# Spinning- It's done:)



## marianikole (Aug 29, 2011)

Finished my gradient CorrieX. Very happy with the result. Wish the true color of this yarn would show up better in my pics. . It is so much prettier in life. Got about 670 yards of fingering weight. Going to be a shawl in the future


----------



## maureenb (Apr 1, 2011)

wow! Gorgeous!


----------



## mama879 (Jan 27, 2011)

Wow how pretty and the color is amazing. IT will be a gorgeous shawl. Want to see it when it is done.


----------



## run4fittness (May 22, 2011)

Beautiful colors! :sm24:


----------



## Cdambro (Dec 30, 2013)

Simply gorgeous!


----------



## crafterwantabe (Feb 26, 2013)

Beautiful colors...


----------



## wordancer (May 4, 2011)

Wow, lovely color combo, the shawl will be striking! Do you have a shawl pattern in mind?


----------



## luree (Feb 21, 2014)

Can't wait to see a picture . That is very beautiful yarn.


----------



## deenashoemaker (Nov 9, 2014)

Absolutely scrumptious!!!!


----------



## not enough yarn (May 29, 2012)

Wow very pretty.


----------



## spins2knit (Jul 29, 2013)

Yummy!


----------



## DanielS (Mar 2, 2016)

That is amazing!


----------



## TERIGODMOTHER (Sep 30, 2014)

Wow!!!


----------



## howesfam (Jun 24, 2011)

How many ozs did you spin to get that yardage.
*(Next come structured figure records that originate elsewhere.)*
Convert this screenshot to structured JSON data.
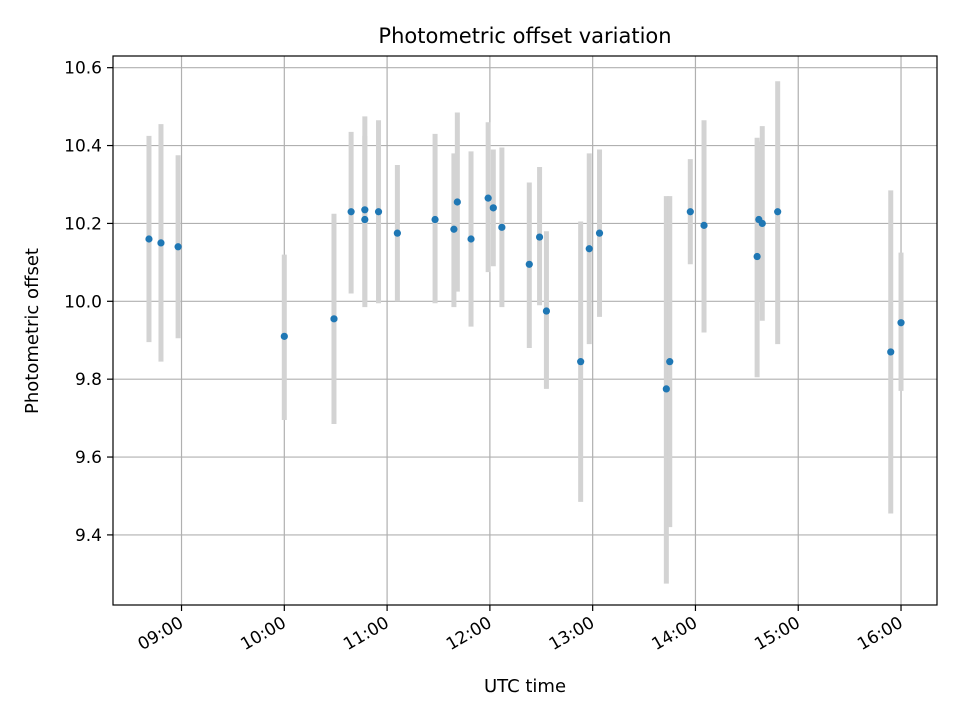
{
  "chart_data": {
    "type": "scatter",
    "title": "Photometric offset variation",
    "xlabel": "UTC time",
    "ylabel": "Photometric offset",
    "x_ticks": [
      "09:00",
      "10:00",
      "11:00",
      "12:00",
      "13:00",
      "14:00",
      "15:00",
      "16:00"
    ],
    "y_ticks": [
      "9.4",
      "9.6",
      "9.8",
      "10.0",
      "10.2",
      "10.4",
      "10.6"
    ],
    "xlim": [
      "08:20",
      "16:21"
    ],
    "ylim": [
      9.22,
      10.63
    ],
    "grid": true,
    "colors": {
      "point": "#1f77b4",
      "errorbar": "#d3d3d3",
      "grid": "#b0b0b0"
    },
    "points": [
      {
        "x": "08:41",
        "y": 10.16,
        "low": 9.895,
        "high": 10.425
      },
      {
        "x": "08:48",
        "y": 10.15,
        "low": 9.845,
        "high": 10.455
      },
      {
        "x": "08:58",
        "y": 10.14,
        "low": 9.905,
        "high": 10.375
      },
      {
        "x": "10:00",
        "y": 9.91,
        "low": 9.695,
        "high": 10.12
      },
      {
        "x": "10:29",
        "y": 9.955,
        "low": 9.685,
        "high": 10.225
      },
      {
        "x": "10:39",
        "y": 10.23,
        "low": 10.02,
        "high": 10.435
      },
      {
        "x": "10:47",
        "y": 10.21,
        "low": 9.985,
        "high": 10.425
      },
      {
        "x": "10:47",
        "y": 10.235,
        "low": 10.0,
        "high": 10.475
      },
      {
        "x": "10:55",
        "y": 10.23,
        "low": 9.995,
        "high": 10.465
      },
      {
        "x": "11:06",
        "y": 10.175,
        "low": 10.0,
        "high": 10.35
      },
      {
        "x": "11:28",
        "y": 10.21,
        "low": 9.995,
        "high": 10.43
      },
      {
        "x": "11:39",
        "y": 10.185,
        "low": 9.985,
        "high": 10.38
      },
      {
        "x": "11:41",
        "y": 10.255,
        "low": 10.025,
        "high": 10.485
      },
      {
        "x": "11:49",
        "y": 10.16,
        "low": 9.935,
        "high": 10.385
      },
      {
        "x": "11:59",
        "y": 10.265,
        "low": 10.075,
        "high": 10.46
      },
      {
        "x": "12:02",
        "y": 10.24,
        "low": 10.09,
        "high": 10.39
      },
      {
        "x": "12:07",
        "y": 10.19,
        "low": 9.985,
        "high": 10.395
      },
      {
        "x": "12:23",
        "y": 10.095,
        "low": 9.88,
        "high": 10.305
      },
      {
        "x": "12:29",
        "y": 10.165,
        "low": 9.99,
        "high": 10.345
      },
      {
        "x": "12:33",
        "y": 9.975,
        "low": 9.775,
        "high": 10.18
      },
      {
        "x": "12:53",
        "y": 9.845,
        "low": 9.485,
        "high": 10.205
      },
      {
        "x": "12:58",
        "y": 10.135,
        "low": 9.89,
        "high": 10.38
      },
      {
        "x": "13:04",
        "y": 10.175,
        "low": 9.96,
        "high": 10.39
      },
      {
        "x": "13:43",
        "y": 9.775,
        "low": 9.275,
        "high": 10.27
      },
      {
        "x": "13:45",
        "y": 9.845,
        "low": 9.42,
        "high": 10.27
      },
      {
        "x": "13:57",
        "y": 10.23,
        "low": 10.095,
        "high": 10.365
      },
      {
        "x": "14:05",
        "y": 10.195,
        "low": 9.92,
        "high": 10.465
      },
      {
        "x": "14:36",
        "y": 10.115,
        "low": 9.805,
        "high": 10.42
      },
      {
        "x": "14:37",
        "y": 10.21,
        "low": 10.0,
        "high": 10.41
      },
      {
        "x": "14:39",
        "y": 10.2,
        "low": 9.95,
        "high": 10.45
      },
      {
        "x": "14:48",
        "y": 10.23,
        "low": 9.89,
        "high": 10.565
      },
      {
        "x": "15:54",
        "y": 9.87,
        "low": 9.455,
        "high": 10.285
      },
      {
        "x": "16:00",
        "y": 9.945,
        "low": 9.77,
        "high": 10.125
      }
    ]
  }
}
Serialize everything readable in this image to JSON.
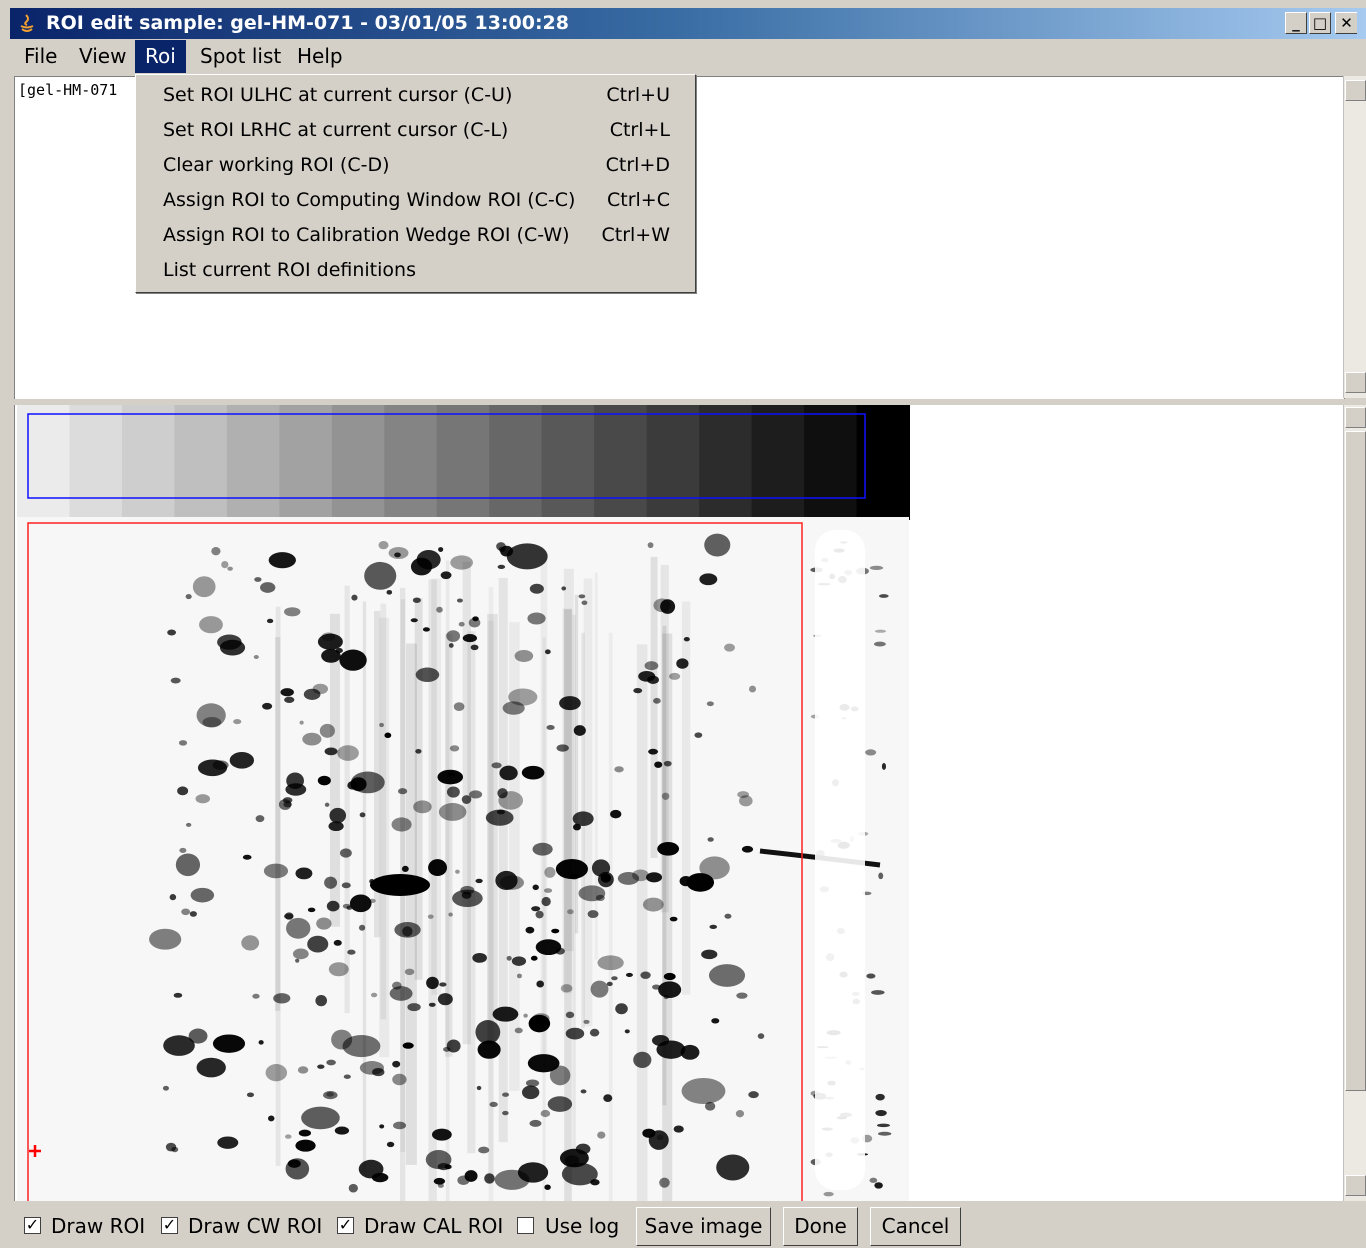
{
  "window": {
    "title": "ROI edit sample: gel-HM-071 - 03/01/05 13:00:28"
  },
  "menu_bar": {
    "items": [
      "File",
      "View",
      "Roi",
      "Spot list",
      "Help"
    ],
    "active": 2
  },
  "text_pane": {
    "text": "[gel-HM-071"
  },
  "roi_menu": {
    "items": [
      {
        "label": "Set ROI ULHC at current cursor (C-U)",
        "shortcut": "Ctrl+U"
      },
      {
        "label": "Set ROI LRHC at current cursor (C-L)",
        "shortcut": "Ctrl+L"
      },
      {
        "label": "Clear working ROI (C-D)",
        "shortcut": "Ctrl+D"
      },
      {
        "label": "Assign ROI to Computing Window ROI (C-C)",
        "shortcut": "Ctrl+C"
      },
      {
        "label": "Assign ROI to Calibration Wedge ROI (C-W)",
        "shortcut": "Ctrl+W"
      },
      {
        "label": "List current ROI definitions"
      }
    ]
  },
  "options": [
    {
      "label": "Draw ROI",
      "checked": true
    },
    {
      "label": "Draw CW ROI",
      "checked": true
    },
    {
      "label": "Draw CAL ROI",
      "checked": true
    },
    {
      "label": "Use log",
      "checked": false
    }
  ],
  "buttons": [
    "Save image",
    "Done",
    "Cancel"
  ]
}
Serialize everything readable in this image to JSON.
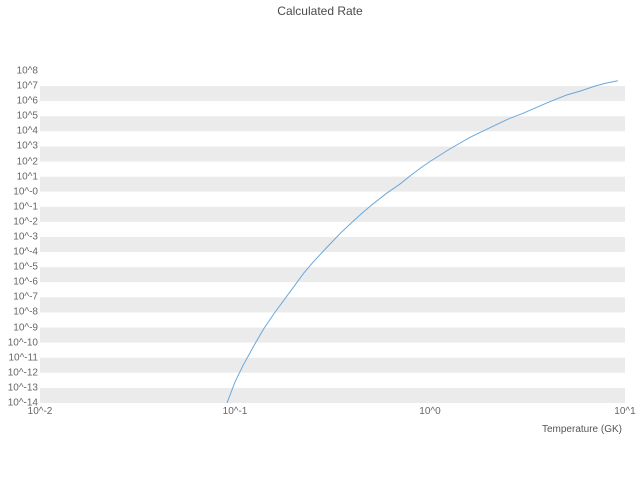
{
  "chart_data": {
    "type": "line",
    "title": "Calculated Rate",
    "xlabel": "Temperature (GK)",
    "ylabel": "",
    "x_scale": "log",
    "y_scale": "log",
    "x_range_log10": [
      -2,
      1
    ],
    "y_range_log10": [
      -14,
      8
    ],
    "x_tick_labels": [
      "10^-2",
      "10^-1",
      "10^0",
      "10^1"
    ],
    "x_tick_log10": [
      -2,
      -1,
      0,
      1
    ],
    "y_tick_labels": [
      "10^8",
      "10^7",
      "10^6",
      "10^5",
      "10^4",
      "10^3",
      "10^2",
      "10^1",
      "10^-0",
      "10^-1",
      "10^-2",
      "10^-3",
      "10^-4",
      "10^-5",
      "10^-6",
      "10^-7",
      "10^-8",
      "10^-9",
      "10^-10",
      "10^-11",
      "10^-12",
      "10^-13",
      "10^-14"
    ],
    "y_tick_log10": [
      8,
      7,
      6,
      5,
      4,
      3,
      2,
      1,
      0,
      -1,
      -2,
      -3,
      -4,
      -5,
      -6,
      -7,
      -8,
      -9,
      -10,
      -11,
      -12,
      -13,
      -14
    ],
    "grid": "horizontal-decade-bands",
    "band_colors": [
      "#ffffff",
      "#ebebeb"
    ],
    "legend": "none",
    "points_format": "[temperature_GK, log10_rate]",
    "series": [
      {
        "name": "calculated-rate",
        "color": "#6aa8dc",
        "points": [
          [
            0.091,
            -14.0
          ],
          [
            0.1,
            -12.6
          ],
          [
            0.11,
            -11.5
          ],
          [
            0.125,
            -10.2
          ],
          [
            0.14,
            -9.1
          ],
          [
            0.16,
            -8.0
          ],
          [
            0.18,
            -7.1
          ],
          [
            0.2,
            -6.3
          ],
          [
            0.225,
            -5.4
          ],
          [
            0.25,
            -4.7
          ],
          [
            0.3,
            -3.6
          ],
          [
            0.35,
            -2.7
          ],
          [
            0.4,
            -2.0
          ],
          [
            0.45,
            -1.4
          ],
          [
            0.5,
            -0.9
          ],
          [
            0.6,
            -0.1
          ],
          [
            0.7,
            0.5
          ],
          [
            0.8,
            1.1
          ],
          [
            0.9,
            1.6
          ],
          [
            1.0,
            2.0
          ],
          [
            1.25,
            2.8
          ],
          [
            1.6,
            3.6
          ],
          [
            2.0,
            4.2
          ],
          [
            2.5,
            4.8
          ],
          [
            3.0,
            5.2
          ],
          [
            4.0,
            5.9
          ],
          [
            5.0,
            6.4
          ],
          [
            6.0,
            6.7
          ],
          [
            7.0,
            7.0
          ],
          [
            8.0,
            7.2
          ],
          [
            9.2,
            7.35
          ]
        ]
      }
    ]
  }
}
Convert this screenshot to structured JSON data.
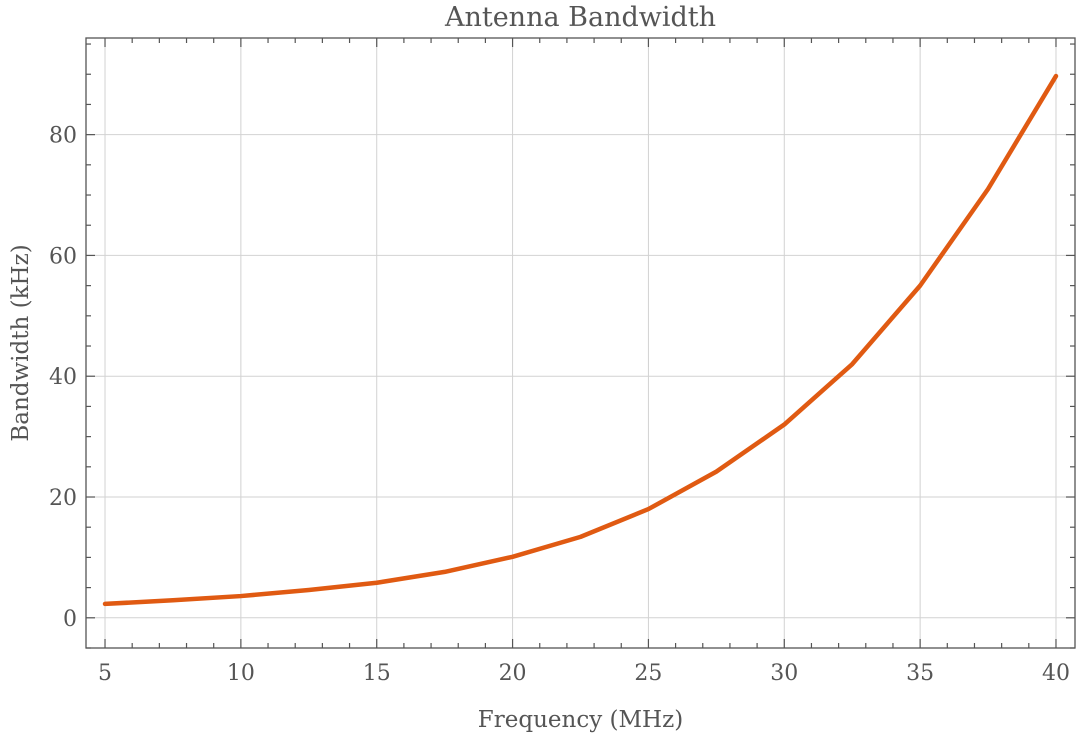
{
  "chart_data": {
    "type": "line",
    "title": "Antenna Bandwidth",
    "xlabel": "Frequency (MHz)",
    "ylabel": "Bandwidth (kHz)",
    "xlim": [
      4.3,
      40.7
    ],
    "ylim": [
      -5,
      96
    ],
    "xticks": [
      5,
      10,
      15,
      20,
      25,
      30,
      35,
      40
    ],
    "yticks": [
      0,
      20,
      40,
      60,
      80
    ],
    "x_minor_step": 1,
    "y_minor_step": 5,
    "grid": true,
    "color": "#e05a12",
    "x": [
      5,
      7.5,
      10,
      12.5,
      15,
      17.5,
      20,
      22.5,
      25,
      27.5,
      30,
      32.5,
      35,
      37.5,
      40
    ],
    "y": [
      2.3,
      2.9,
      3.6,
      4.6,
      5.8,
      7.6,
      10.1,
      13.4,
      18.0,
      24.2,
      32.0,
      42.0,
      55.0,
      71.0,
      89.7
    ]
  }
}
Beautiful spin


----------



## marianikole (Aug 29, 2011)

howesfam said:


> How many ozs did you spin to get that yardage. Beautiful spin


I spun 8 oz of roving.


----------



## marianikole (Aug 29, 2011)

Thank you all for nice comments. I'm not sure what pattern I will be using for a shawl. But I will make sure and post it when I'm done. I would look for something that is using that much yardage in order to show all the colors in a gradient. 
Thank you again

Happy spinning everyone.


----------



## Babalou (Jun 3, 2012)

I love it, very pretty and a nice amount of yardage.


----------



## henhouse2011 (Feb 20, 2011)

Lovely, just lovely. I look forward to seeing the shawl.


----------



## Ettenna (May 3, 2013)

GORGEOUS!!!


----------



## wordancer (May 4, 2011)

So very pretty!


----------



## nellig (May 10, 2016)

Love those colors. Can't wait to see the shawl.


----------



## brdlvr27 (Nov 12, 2011)

Beautiful


----------



## Silverpeep (May 3, 2016)

Love the colors!


----------



## amoamarone (Feb 21, 2015)

Wow!


----------